The summer I turned sixteen, I learned
the burning that happens when contact
is made: flesh and mouths, a new kind of touch.
Kids really, trying to smash ourselves together,
atoms mingling, heeding the old call
looking for The Other who would hear—
The low buzzing we made, like bees, hear
not just our desires but everything we’d learned
about desire—that birth is a call
to the universe; from conception we have contact.
We only survive when we are together.
We learn from being touched what it is to touch.
Hands, eyes, lips, hearts, touch
and understand. Without speaking, we hear:
all that our ancestors have learned
to cultivate society, not just sex as contact
but contact that issues forth the greater call.
String stretched taut, tin can call:
We twin sisters sleep at night, while parents forget to touch.
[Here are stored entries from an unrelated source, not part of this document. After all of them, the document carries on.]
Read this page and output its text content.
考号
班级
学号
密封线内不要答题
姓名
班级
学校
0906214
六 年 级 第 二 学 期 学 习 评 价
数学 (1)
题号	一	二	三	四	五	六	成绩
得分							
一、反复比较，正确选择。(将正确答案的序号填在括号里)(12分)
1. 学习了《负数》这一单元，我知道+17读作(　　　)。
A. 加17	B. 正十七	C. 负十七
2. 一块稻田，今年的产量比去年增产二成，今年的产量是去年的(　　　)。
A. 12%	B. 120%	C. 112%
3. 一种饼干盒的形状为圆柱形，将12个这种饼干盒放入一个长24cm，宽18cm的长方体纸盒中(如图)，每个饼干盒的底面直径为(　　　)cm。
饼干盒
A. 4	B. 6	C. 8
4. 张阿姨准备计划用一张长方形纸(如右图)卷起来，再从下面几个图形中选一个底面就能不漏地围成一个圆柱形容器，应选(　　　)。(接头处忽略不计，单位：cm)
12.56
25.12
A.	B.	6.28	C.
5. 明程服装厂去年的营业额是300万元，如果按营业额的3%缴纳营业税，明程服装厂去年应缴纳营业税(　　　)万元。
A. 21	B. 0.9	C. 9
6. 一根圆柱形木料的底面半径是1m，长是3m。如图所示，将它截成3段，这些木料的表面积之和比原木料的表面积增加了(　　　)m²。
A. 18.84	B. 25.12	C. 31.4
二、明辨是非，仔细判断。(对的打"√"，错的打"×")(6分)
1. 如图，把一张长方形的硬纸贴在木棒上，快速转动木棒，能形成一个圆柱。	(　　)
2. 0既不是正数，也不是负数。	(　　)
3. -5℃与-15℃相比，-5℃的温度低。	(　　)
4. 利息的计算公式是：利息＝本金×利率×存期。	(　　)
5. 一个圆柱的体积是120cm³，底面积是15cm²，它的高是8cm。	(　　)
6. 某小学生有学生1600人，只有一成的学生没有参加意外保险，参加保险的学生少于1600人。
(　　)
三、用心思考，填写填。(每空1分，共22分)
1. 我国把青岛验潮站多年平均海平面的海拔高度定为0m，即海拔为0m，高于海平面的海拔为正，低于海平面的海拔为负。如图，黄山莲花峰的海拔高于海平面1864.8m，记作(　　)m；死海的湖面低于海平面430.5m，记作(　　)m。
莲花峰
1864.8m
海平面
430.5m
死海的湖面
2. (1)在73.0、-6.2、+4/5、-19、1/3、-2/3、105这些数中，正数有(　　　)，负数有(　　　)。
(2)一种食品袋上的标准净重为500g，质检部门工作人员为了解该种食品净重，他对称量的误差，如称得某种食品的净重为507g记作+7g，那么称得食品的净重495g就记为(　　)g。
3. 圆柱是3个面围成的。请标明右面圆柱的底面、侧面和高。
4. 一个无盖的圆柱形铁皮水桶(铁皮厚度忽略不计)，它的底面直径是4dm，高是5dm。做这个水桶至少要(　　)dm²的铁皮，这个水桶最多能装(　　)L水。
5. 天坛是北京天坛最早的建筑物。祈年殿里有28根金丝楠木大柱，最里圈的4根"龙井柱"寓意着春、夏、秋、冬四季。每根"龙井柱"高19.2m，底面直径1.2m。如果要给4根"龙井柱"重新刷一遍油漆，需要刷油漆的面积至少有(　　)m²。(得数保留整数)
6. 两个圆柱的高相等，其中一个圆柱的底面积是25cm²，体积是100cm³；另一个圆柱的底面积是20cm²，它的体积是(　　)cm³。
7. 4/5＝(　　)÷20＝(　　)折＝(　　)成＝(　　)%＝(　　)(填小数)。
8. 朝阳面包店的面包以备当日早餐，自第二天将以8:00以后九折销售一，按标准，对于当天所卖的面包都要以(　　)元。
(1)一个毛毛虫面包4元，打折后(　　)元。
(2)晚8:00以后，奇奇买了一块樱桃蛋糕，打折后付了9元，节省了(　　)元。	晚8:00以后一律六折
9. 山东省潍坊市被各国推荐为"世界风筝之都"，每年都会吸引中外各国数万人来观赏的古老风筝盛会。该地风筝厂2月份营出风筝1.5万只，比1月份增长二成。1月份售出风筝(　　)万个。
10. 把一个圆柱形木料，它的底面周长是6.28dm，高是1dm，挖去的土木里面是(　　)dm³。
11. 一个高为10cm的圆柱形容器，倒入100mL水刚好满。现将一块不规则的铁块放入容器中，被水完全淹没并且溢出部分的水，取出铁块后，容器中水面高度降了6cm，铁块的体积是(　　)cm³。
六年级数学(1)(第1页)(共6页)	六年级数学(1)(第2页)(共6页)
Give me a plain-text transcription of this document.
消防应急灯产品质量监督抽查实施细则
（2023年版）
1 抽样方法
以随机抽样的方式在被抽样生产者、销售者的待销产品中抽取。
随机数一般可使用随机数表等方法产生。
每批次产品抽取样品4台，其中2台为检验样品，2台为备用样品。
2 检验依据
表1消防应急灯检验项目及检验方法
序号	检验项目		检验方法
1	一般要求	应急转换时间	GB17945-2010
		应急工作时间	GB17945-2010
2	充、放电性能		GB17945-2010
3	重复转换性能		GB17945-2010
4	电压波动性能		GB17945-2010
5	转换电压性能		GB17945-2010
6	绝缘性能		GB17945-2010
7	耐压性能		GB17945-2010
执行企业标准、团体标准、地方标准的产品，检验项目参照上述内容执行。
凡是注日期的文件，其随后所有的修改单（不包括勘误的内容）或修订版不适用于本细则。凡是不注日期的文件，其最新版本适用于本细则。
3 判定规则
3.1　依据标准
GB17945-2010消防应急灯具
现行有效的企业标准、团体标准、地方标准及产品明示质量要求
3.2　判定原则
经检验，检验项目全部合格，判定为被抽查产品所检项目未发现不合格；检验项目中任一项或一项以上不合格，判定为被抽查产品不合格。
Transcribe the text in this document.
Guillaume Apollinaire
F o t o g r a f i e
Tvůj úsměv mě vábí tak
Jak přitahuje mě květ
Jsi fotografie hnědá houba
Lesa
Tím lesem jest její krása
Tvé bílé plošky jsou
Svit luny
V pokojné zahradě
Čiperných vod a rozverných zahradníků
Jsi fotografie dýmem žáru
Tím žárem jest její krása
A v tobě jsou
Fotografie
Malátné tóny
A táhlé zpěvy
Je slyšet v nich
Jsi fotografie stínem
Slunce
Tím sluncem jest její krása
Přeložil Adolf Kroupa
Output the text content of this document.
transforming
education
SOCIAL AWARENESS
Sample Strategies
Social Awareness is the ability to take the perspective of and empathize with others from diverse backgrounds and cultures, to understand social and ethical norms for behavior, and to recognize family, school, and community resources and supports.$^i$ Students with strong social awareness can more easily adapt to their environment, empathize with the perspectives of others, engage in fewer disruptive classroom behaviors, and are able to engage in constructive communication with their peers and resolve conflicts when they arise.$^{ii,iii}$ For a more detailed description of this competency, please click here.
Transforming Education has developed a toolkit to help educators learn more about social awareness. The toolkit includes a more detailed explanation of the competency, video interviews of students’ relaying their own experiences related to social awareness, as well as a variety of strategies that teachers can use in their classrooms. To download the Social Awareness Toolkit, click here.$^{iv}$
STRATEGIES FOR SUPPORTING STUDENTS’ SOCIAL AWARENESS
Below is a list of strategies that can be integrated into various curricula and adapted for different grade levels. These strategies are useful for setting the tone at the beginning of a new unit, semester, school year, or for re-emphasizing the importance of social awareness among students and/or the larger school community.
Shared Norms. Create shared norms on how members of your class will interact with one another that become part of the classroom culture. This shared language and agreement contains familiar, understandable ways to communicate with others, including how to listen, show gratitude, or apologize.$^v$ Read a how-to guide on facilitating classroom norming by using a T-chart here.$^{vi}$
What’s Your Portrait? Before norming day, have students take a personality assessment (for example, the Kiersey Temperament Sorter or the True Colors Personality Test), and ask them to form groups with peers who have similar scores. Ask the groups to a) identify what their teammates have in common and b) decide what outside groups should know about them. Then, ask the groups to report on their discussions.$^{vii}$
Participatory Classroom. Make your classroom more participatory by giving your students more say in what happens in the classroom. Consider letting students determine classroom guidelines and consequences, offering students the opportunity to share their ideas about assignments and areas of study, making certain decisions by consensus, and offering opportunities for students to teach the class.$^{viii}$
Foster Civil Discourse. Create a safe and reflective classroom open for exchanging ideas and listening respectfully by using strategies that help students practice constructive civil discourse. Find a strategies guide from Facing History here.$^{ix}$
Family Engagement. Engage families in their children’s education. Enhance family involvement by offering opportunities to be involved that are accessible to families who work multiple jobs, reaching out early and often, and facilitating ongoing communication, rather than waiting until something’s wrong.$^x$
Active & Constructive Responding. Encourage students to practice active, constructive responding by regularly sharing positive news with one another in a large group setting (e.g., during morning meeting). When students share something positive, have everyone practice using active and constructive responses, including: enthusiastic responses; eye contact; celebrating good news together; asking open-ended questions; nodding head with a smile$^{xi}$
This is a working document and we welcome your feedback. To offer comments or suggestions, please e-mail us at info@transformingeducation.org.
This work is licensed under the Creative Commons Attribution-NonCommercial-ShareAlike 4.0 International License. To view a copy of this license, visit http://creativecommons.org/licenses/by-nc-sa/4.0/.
The line is in place, but loss of contact,
not even scratchy murmurings—hear
vestigial sighs and moans that have become unlearned,
aloneness now safer than being together.
How hard it is to hold together
when our atoms buzz about in empty space, call
to one another only through cosmic forces we can never learn.
And yet, I risk this cosmic touch
of forever, in another, and now hear
the heart beat growing inside me, this impossible yet mundane contact
of creation, of birth—contact
that challenges all notions of aloneness. Together:
on a brilliant night of unexpected lightning. We heard
the call of love, heard the call
that defies sound waves. Our touch
something both old and new but within us, cosmically learned:
We dance the dance of contact, all our being calling,
reaching for togetherness and psychic touch.
I hear without hearing all the universe has learned.